I believe this is probably one to
Hello Richard08. I have just bought into this share at just under 166p. Like you I believe it has a silver lining, not all good but in my opinion way oversold and at its lowest SP since early 2015. Surely, the only way is up from here, even if in the short term it recovers todays losses. An interesting punt. GLA
Well, having read it through a few times there are some silver linings. Record management is holding up, digital services expected to drop £5m due to a contract not rolling over and interest on debt going up to £9.6m which accounts for most of the drop in adjusted profit to £31m from £41m last year. Paper price going down is outside their control and they still expect revenue growth YoY.
Of course, all this remains to be seen.
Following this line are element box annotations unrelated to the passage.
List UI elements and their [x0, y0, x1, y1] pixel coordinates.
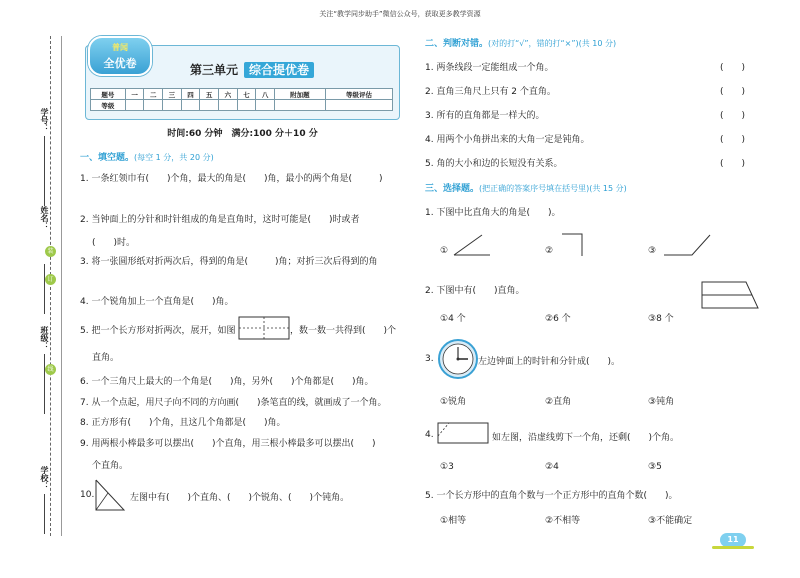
choice-1-option-1[interactable]: ①	[440, 246, 449, 256]
grade-input-cell[interactable]	[237, 100, 256, 111]
grade-input-cell[interactable]	[200, 100, 219, 111]
student-number-label: 学号：	[40, 108, 49, 132]
fill-question-10: 左图中有( )个直角、( )个锐角、( )个钝角。	[130, 493, 350, 503]
student-name-field[interactable]	[44, 264, 45, 314]
judge-answer-5[interactable]: ( )	[720, 159, 746, 169]
grade-input-cell[interactable]	[325, 100, 392, 111]
choice-3-option-1[interactable]: ①锐角	[440, 397, 467, 407]
score-cell: 等级	[91, 100, 126, 111]
fill-question-1: 1. 一条红领巾有( )个角，最大的角是( )角，最小的两个角是( )	[80, 174, 383, 184]
fill-question-9-cont: 个直角。	[92, 461, 129, 471]
section-2-note: (对的打“√”，错的打“×”)(共 10 分)	[488, 39, 617, 48]
judge-answer-4[interactable]: ( )	[720, 135, 746, 145]
page-title	[190, 61, 314, 79]
section-1-note: (每空 1 分，共 20 分)	[134, 153, 214, 162]
choice-3-option-3[interactable]: ③钝角	[648, 397, 675, 407]
choice-1-option-3[interactable]: ③	[648, 246, 657, 256]
score-cell: 八	[256, 89, 275, 100]
choice-1-option-2[interactable]: ②	[545, 246, 554, 256]
fill-question-7: 7. 从一个点起，用尺子向不同的方向画( )条笔直的线，就画成了一个角。	[80, 398, 387, 408]
section-3-note: (把正确的答案序号填在括号里)(共 15 分)	[479, 184, 627, 193]
choice-question-3-number: 3.	[425, 354, 434, 364]
section-3-heading: 三、选择题。	[425, 184, 480, 194]
score-cell: 二	[144, 89, 163, 100]
judge-item-4: 4. 用两个小角拼出来的大角一定是钝角。	[425, 135, 590, 145]
score-grade-row	[91, 100, 393, 111]
fill-question-5-end: 直角。	[92, 353, 120, 363]
unit-title: 第三单元	[190, 63, 239, 77]
score-cell: 五	[200, 89, 219, 100]
cut-rectangle-figure	[437, 422, 489, 444]
folded-rectangle-figure	[238, 316, 290, 340]
choice-question-1: 1. 下图中比直角大的角是( )。	[425, 208, 561, 218]
choice-question-2: 2. 下图中有( )直角。	[425, 286, 525, 296]
school-label: 学校：	[40, 466, 49, 490]
paper-title: 综合提优卷	[244, 62, 314, 78]
angle-right-figure	[558, 232, 584, 258]
brand-logo	[88, 36, 152, 76]
binding-knot-zhuang: 装	[45, 246, 56, 257]
class-label: 班级：	[40, 326, 49, 350]
choice-4-option-2[interactable]: ②4	[545, 462, 559, 472]
grade-input-cell[interactable]	[256, 100, 275, 111]
judge-answer-3[interactable]: ( )	[720, 111, 746, 121]
choice-2-option-3[interactable]: ③8 个	[648, 314, 674, 324]
choice-3-option-2[interactable]: ②直角	[545, 397, 572, 407]
binding-knot-xian: 线	[45, 364, 56, 375]
choice-4-option-3[interactable]: ③5	[648, 462, 662, 472]
score-cell: 等级评估	[325, 89, 392, 100]
judge-item-5: 5. 角的大小和边的长短没有关系。	[425, 159, 563, 169]
student-number-field[interactable]	[44, 136, 45, 206]
logo-top-text: 普闻	[112, 43, 128, 52]
grade-input-cell[interactable]	[181, 100, 200, 111]
cut-line	[50, 36, 51, 536]
score-cell: 四	[181, 89, 200, 100]
fill-question-2-cont: ( )时。	[92, 238, 136, 248]
top-note: 关注“教学同步助手”微信公众号，获取更多教学资源	[319, 10, 481, 18]
margin-line	[61, 36, 62, 536]
page-number-base	[712, 546, 754, 549]
trapezoid-figure	[700, 280, 760, 310]
choice-2-option-2[interactable]: ②6 个	[545, 314, 571, 324]
section-3-title	[425, 181, 627, 194]
grade-input-cell[interactable]	[144, 100, 163, 111]
judge-item-3: 3. 所有的直角都是一样大的。	[425, 111, 545, 121]
binding-knot-ding: 订	[45, 274, 56, 285]
clock-icon	[437, 338, 479, 380]
section-1-title	[80, 150, 214, 163]
choice-5-option-3[interactable]: ③不能确定	[648, 516, 693, 526]
angle-acute-figure	[452, 233, 492, 257]
fill-question-2: 2. 当钟面上的分针和时针组成的角是直角时，这时可能是( )时或者	[80, 215, 360, 225]
score-cell: 题号	[91, 89, 126, 100]
grade-input-cell[interactable]	[125, 100, 144, 111]
score-cell: 一	[125, 89, 144, 100]
score-header-row	[91, 89, 393, 100]
score-cell: 三	[163, 89, 182, 100]
angle-obtuse-figure	[662, 233, 712, 257]
section-2-title	[425, 36, 616, 49]
grade-input-cell[interactable]	[219, 100, 238, 111]
choice-question-4-number: 4.	[425, 430, 434, 440]
logo-main-text: 全优卷	[103, 57, 137, 70]
school-field[interactable]	[44, 494, 45, 534]
fill-question-4: 4. 一个锐角加上一个直角是( )角。	[80, 297, 234, 307]
score-cell: 七	[237, 89, 256, 100]
section-1-heading: 一、填空题。	[80, 153, 135, 163]
triangle-figure	[94, 478, 126, 512]
time-and-score: 时间:60 分钟 满分:100 分＋10 分	[167, 129, 318, 139]
section-2-heading: 二、判断对错。	[425, 39, 489, 49]
fill-question-5: 5. 把一个长方形对折两次，展开，如图	[80, 326, 236, 336]
judge-answer-1[interactable]: ( )	[720, 63, 746, 73]
choice-question-3: 左边钟面上的时针和分针成( )。	[478, 357, 621, 367]
score-cell: 附加题	[274, 89, 325, 100]
student-name-label: 姓名：	[40, 206, 49, 230]
choice-5-option-1[interactable]: ①相等	[440, 516, 467, 526]
fill-question-10-number: 10.	[80, 490, 95, 500]
judge-item-1: 1. 两条线段一定能组成一个角。	[425, 63, 554, 73]
fill-question-6: 6. 一个三角尺上最大的一个角是( )角，另外( )个角都是( )角。	[80, 377, 374, 387]
choice-question-5: 5. 一个长方形中的直角个数与一个正方形中的直角个数( )。	[425, 491, 678, 501]
score-table	[90, 88, 393, 111]
score-cell: 六	[219, 89, 238, 100]
choice-4-option-1[interactable]: ①3	[440, 462, 454, 472]
page-number: 11	[720, 533, 746, 547]
binding-strip	[30, 36, 70, 536]
fill-question-3: 3. 将一张圆形纸对折两次后，得到的角是( )角；对折三次后得到的角	[80, 257, 378, 267]
fill-question-5-cont: ，数一数一共得到( )个	[290, 326, 397, 336]
choice-2-option-1[interactable]: ①4 个	[440, 314, 466, 324]
judge-item-2: 2. 直角三角尺上只有 2 个直角。	[425, 87, 556, 97]
grade-input-cell[interactable]	[274, 100, 325, 111]
choice-question-4: 如左图，沿虚线剪下一个角，还剩( )个角。	[492, 433, 680, 443]
fill-question-9: 9. 用两根小棒最多可以摆出( )个直角，用三根小棒最多可以摆出( )	[80, 439, 376, 449]
choice-5-option-2[interactable]: ②不相等	[545, 516, 581, 526]
judge-answer-2[interactable]: ( )	[720, 87, 746, 97]
fill-question-8: 8. 正方形有( )个角，且这几个角都是( )角。	[80, 418, 286, 428]
grade-input-cell[interactable]	[163, 100, 182, 111]
class-field[interactable]	[44, 354, 45, 414]
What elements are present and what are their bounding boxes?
It’ll probably track sideways until a new CEO is appointed and economy recovers/interest rates fall. But, the overall business seems secure and the market has done its usual tantrum with the toys going out with the bath water. I would bottom-drawer it for a year and see what happens.
Thoughts anyone?
This was only 2 years ago.
https://www.lse.co.uk/rns/RST/unanimous-rejection-of-marlowe-plc8217s-proposal-kfbipycln5d6pai.html
I wonder if there'll be some bid interest again, with a view to splitting the company up.
Me too, another long term Aim investment that looks like a very silly investment.
No wonder the CFO resigned two weeks ago. He knew what was coming.
The drop seems harsh. This was due to be a long term hold for me. I saw it as a company in a sector that would be in high demand for the foreseeable future. I'm loath to sell at a low though.
This was supposed to be a good LTH in my SIPP.
I've held it just over 10 years but it's now nearly back down to what I bought it at, having seen it over 500p at times and a possible bid at 530p.
I'll probably dump it now (or part of it), it doesn't look like it's going to do much for a while.
A good lesson to take some profits along the way.
Results are dreadful. CEO out with immediate effect. Pretty catastrophic year.
So, on the whole, things could be better! At least they still expect revenue growth but that’s the only silver lining in that lot! Batten down the hatches here for a bit I think!
I'm the kiss of death when it comes to investing. While I'm not exactly out of pocket from a few weeks ago, the resignation of the CFO is possibly not going to help the share price. Barring any dodgy activity at the company, I still see this as a steady growth stock.
The share price has been drifting down following cautious statements of late. In my view this is a well run company where its services will continue to be in high demand. The P/E ratio is too low given the potential. I remember Jim Slater some years back saying that it ticked all the boxes, had good people running it, and it would only be a matter of time where there would be significant growth or a takeover. I think this is a good entry point. I'm investing now and tucking away for a year or two.
Agree seems harsh, but sentiment for Restore in the City seems hostile just now.
Not the sort of re-rate I had in mind :(
Bit harsh to wipe so much off simply from the IT recycling side. But, hey ho.